Tacos de nopales y hongos sirvieron de combustible para la noche que se extendía por delante. Bajo el retrato de Chavela Vargas, en el icónico Tenampa y con una botella de tequila de testigo, Ksusha me dijo que, en Rusia, Pussy Riot era acusado de ser agente estadounidense; incluso, financiado por Hillary Clinton. Para cualquiera que pasara más de 15 minutos con Masha resultaba evidente que ella no podía ser agente de nada, más que del cambio. Era terca, empecinada, incapaz de seguir una orden. A momentos, incluso, desesperaba a sus compañeros. En su horizonte, sólo se vislumbraba el activismo que practicaba no sólo por medio de sus actuaciones en Pussy Riot, sino sobre todo en su asociación MediaZona encargada de defender presos sin voz.
Semanas antes había visitado un campo de refugiados sirios en la República Checa. Hablaba con encono de la crisis: “Los obligan a vivir en campos supuestamente de refugiados, pero más bien son prisiones. Les dan latas de comida expiradas, los encierran en cuartos sin aire fresco, les niegan el acceso a tratamiento médico y estos migrantes ni siquiera pueden quejarse por miedo a ser deportados. Estamos en contra de las fronteras simplemente porque estamos en contra de la desigualdad”.
Justo en ese momento, Pussy Riot recibió la noticia de que su amigo el artista conceptual Peter Pavlensky, famoso por su performance en la Plaza Roja donde martilló sus testículos al empedrado, había incendiado la puerta de la FSB, o KGB como se le conocía en la era soviética.

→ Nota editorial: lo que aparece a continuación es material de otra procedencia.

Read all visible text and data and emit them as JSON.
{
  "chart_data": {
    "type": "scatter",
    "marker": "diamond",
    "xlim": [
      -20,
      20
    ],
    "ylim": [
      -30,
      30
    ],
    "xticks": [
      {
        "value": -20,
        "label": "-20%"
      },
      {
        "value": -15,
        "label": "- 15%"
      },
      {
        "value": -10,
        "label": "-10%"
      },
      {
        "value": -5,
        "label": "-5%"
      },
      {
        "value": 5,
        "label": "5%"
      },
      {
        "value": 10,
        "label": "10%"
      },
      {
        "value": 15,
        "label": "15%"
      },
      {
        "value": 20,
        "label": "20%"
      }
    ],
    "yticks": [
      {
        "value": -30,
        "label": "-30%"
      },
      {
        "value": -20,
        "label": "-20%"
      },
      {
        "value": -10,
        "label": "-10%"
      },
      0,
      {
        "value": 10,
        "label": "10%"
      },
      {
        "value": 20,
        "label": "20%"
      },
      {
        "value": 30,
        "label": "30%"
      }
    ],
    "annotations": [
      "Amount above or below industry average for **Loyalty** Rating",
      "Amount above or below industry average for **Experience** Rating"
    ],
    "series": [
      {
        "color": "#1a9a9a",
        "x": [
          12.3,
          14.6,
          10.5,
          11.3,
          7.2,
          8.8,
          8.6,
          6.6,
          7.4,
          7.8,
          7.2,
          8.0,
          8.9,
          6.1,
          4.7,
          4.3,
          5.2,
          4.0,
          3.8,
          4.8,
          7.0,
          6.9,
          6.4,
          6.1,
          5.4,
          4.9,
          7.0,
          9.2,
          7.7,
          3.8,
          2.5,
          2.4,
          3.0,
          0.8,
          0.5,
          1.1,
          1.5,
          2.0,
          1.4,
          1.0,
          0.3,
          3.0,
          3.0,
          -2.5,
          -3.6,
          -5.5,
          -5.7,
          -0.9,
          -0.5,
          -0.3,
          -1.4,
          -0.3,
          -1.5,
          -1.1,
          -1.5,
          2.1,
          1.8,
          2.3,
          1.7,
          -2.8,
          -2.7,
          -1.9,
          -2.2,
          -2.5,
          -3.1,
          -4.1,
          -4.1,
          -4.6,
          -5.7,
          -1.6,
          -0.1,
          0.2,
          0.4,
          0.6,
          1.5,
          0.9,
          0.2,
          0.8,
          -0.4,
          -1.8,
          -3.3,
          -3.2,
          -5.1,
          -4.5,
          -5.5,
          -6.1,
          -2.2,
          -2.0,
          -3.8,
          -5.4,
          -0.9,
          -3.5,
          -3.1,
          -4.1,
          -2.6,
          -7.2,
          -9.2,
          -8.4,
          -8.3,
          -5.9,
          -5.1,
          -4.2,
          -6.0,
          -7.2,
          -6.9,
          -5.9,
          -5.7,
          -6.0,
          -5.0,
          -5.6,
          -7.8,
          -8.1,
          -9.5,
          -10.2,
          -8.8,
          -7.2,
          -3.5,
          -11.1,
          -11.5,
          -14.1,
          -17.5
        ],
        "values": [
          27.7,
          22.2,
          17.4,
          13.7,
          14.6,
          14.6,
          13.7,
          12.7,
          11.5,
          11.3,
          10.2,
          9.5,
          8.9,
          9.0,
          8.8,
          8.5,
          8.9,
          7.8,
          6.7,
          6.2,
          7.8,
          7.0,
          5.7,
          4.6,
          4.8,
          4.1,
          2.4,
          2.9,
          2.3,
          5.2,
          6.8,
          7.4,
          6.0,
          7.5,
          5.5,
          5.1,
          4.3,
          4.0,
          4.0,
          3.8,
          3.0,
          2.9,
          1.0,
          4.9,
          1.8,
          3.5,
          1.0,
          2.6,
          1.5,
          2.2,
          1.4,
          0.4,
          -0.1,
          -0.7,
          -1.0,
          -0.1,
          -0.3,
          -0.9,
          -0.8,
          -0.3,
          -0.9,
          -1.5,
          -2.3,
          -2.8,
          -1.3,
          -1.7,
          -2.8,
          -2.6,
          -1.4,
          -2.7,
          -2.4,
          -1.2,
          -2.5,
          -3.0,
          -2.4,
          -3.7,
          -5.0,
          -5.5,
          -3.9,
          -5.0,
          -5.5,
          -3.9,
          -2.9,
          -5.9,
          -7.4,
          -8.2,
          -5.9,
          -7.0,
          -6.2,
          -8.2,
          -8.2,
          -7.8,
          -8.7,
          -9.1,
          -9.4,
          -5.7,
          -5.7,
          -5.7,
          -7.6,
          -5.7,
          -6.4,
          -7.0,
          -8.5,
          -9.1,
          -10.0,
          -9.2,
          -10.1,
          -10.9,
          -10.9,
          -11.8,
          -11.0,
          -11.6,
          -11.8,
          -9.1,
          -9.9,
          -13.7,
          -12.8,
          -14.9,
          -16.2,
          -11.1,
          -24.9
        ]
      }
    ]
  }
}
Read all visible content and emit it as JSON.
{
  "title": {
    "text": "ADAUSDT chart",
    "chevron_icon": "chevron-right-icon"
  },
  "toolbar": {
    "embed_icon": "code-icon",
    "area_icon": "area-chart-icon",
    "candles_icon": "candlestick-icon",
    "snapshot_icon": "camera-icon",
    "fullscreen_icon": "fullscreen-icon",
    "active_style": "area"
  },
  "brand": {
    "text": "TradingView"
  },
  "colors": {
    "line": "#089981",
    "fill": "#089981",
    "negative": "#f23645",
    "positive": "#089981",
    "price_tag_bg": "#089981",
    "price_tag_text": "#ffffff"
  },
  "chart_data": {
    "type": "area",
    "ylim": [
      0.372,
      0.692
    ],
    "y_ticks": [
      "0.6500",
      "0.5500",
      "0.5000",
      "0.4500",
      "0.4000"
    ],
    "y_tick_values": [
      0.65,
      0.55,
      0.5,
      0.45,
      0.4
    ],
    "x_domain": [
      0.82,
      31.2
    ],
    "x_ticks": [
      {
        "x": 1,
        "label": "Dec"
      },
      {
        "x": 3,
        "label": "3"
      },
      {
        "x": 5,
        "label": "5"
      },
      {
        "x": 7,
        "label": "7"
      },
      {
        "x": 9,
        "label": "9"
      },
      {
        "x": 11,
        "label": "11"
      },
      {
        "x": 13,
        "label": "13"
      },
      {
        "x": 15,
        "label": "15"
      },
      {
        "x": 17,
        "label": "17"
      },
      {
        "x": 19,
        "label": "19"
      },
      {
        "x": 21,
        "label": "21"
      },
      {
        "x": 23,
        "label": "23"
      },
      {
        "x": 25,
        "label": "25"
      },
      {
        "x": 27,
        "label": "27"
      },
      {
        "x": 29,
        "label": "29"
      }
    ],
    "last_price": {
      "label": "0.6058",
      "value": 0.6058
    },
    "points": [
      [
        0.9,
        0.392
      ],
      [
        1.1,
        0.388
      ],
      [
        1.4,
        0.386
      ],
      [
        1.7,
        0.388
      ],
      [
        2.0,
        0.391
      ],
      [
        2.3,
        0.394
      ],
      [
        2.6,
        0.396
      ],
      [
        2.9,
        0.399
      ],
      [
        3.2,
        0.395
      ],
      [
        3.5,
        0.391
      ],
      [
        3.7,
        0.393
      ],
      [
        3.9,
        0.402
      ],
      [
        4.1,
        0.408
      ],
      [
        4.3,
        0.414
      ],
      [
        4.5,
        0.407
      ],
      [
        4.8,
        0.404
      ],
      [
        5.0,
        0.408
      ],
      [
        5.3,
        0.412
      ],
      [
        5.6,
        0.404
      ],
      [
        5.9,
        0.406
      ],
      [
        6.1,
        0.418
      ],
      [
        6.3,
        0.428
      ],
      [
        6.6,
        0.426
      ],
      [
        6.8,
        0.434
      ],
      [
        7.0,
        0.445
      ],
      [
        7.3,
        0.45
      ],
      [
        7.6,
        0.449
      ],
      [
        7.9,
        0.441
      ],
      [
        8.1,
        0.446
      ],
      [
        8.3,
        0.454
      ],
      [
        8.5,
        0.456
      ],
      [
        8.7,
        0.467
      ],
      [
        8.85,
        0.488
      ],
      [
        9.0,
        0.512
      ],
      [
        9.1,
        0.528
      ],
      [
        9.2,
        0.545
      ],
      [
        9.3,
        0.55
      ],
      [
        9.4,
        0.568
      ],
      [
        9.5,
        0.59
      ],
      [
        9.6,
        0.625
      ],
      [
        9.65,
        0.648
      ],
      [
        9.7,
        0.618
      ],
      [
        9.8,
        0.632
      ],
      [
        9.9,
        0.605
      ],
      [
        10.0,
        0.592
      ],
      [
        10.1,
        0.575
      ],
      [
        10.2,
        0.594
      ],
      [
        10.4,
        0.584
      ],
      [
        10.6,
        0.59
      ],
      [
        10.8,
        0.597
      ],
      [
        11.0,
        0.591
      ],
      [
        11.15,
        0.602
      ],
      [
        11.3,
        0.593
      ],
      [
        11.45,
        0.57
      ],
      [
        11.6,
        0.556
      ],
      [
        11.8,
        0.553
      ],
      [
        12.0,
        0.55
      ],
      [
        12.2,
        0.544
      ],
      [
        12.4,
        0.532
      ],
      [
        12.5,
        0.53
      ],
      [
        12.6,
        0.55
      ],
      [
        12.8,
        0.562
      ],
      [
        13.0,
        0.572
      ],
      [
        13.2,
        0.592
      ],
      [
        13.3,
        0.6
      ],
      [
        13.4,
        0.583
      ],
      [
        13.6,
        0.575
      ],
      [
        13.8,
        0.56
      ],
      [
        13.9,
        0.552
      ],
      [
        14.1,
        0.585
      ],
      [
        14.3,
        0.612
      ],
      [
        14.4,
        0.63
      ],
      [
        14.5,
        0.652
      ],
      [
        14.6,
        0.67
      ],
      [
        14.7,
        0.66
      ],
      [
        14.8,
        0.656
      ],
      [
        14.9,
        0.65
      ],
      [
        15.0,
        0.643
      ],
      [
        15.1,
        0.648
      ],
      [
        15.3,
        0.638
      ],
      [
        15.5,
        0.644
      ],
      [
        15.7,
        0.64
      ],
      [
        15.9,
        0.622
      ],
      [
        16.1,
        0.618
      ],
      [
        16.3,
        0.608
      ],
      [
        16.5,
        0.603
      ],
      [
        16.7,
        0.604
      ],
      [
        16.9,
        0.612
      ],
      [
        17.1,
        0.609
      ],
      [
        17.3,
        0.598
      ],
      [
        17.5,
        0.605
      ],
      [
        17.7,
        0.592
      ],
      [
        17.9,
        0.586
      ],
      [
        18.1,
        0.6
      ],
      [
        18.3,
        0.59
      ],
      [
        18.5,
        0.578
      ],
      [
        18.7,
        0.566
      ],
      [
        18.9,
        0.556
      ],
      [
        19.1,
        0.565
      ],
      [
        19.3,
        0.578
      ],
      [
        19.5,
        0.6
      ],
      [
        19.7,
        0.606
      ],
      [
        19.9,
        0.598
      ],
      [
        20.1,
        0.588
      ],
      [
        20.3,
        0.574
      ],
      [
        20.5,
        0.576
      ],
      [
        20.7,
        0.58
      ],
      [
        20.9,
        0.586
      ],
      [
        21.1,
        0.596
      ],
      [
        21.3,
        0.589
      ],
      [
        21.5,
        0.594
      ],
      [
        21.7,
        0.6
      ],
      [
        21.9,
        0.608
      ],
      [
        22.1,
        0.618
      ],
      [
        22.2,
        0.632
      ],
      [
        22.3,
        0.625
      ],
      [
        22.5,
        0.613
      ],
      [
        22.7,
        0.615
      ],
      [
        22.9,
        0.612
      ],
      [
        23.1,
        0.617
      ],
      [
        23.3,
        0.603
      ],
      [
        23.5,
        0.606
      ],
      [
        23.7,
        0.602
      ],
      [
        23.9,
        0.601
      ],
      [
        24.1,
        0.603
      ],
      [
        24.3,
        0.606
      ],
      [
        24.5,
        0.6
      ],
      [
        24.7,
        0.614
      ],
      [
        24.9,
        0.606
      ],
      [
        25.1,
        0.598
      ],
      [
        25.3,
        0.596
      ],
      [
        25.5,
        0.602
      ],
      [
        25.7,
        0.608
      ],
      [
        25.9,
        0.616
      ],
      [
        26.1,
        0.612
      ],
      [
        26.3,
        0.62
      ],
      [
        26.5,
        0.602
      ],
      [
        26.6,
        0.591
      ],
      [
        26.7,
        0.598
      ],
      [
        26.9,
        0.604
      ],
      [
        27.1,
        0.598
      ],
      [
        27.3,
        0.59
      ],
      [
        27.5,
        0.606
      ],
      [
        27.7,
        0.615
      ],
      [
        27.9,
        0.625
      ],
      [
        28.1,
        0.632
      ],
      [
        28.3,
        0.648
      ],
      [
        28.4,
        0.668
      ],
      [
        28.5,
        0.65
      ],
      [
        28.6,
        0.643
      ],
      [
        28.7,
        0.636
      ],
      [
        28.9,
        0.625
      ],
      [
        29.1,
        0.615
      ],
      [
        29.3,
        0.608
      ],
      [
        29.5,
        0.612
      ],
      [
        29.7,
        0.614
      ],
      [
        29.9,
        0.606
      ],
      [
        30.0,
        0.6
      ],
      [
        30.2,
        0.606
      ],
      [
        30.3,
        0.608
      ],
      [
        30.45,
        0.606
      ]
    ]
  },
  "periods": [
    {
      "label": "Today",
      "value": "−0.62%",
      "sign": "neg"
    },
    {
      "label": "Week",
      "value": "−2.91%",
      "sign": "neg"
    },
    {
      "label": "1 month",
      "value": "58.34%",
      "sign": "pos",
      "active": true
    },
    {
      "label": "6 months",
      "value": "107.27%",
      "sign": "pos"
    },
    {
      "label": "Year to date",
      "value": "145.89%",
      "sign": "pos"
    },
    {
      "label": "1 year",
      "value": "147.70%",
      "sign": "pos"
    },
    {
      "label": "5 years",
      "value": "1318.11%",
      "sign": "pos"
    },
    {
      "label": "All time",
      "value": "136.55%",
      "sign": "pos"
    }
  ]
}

“No voy a poder dormir hoy”, me advirtió Masha, “mi vuelo sale en unas horas y tengo que aprovechar el tiempo para apoyar a Pavlensky”. Los cigarros comenzaron a desaparecer con más ferocidad. Uno, otro y otro más. Sólo la nicotina y las redes sociales apaciguaban su ansia. Volvió a la frase que había enunciado en el encuentro con H.I.J.O.S.: “Sólo la acción tiene fuerza, el concepto es expresado en el performance, el único sentido de los medios es magnificar el mensaje”.
Eran ya cerca de la 1:00 am. Salimos del Tenampa rumbo al Bar Oasis, un tugurio gay ubicado en República de Cuba 2. Pensé que ese era un sitio adecuado para terminar la noche. Parte de la plataforma de Pussy Riot es oponerse a las políticas y las inercias de la sociedad rusa que ven la homosexualidad como una perversión moral o una enfermedad.
En el trayecto, la conversación regresó a temas políticos. Comentamos que a diferencia de Rusia, donde la violencia formaba parte de los mecanismos de control férreo del Estado, en México, el fenómeno estaba particularmente exacerbado por la debilidad estatal para mantener el monopolio de la fuerza.
Habíamos dejado el domingo atrás, el lunes se asomaba y yo aún no tenía respuesta de por qué Pussy Riot se había mostrado tan incómodo por el comentario de los hijos de desaparecidos. Con la música norteña llenando el silencio, era imposible conversar. Justo cuando Masha se levantó para salir a fumarse otro cigarro, un grupo de cuatro caballeros se le acercó para tomarse una foto con ella. La petición pareció no molestarle, era parte del paquete por ser una celebridad mundial.
Dieron las 2:30 am y tuve que irme. A las puertas del Oasis me despedí de los cuatro fantásticos. Me metí al taxi y no resistí, bajé la ventanilla para preguntarles el motivo de su incomodidad al final de la reunión con H.I.J.O.S. Ksusha se sorprendió de que no me pareciera obvia la respuesta y después dijo: “Nosotros enfrentamos la cárcel como destino, ustedes caminan entre muertos”. De pronto la despedida cobró un nuevo peso, me di cuenta de que ni ellos ni yo estábamos seguros.
Horas más tarde, en alguna calle del Centro Histórico, asaltaron a Maria Alyokhina.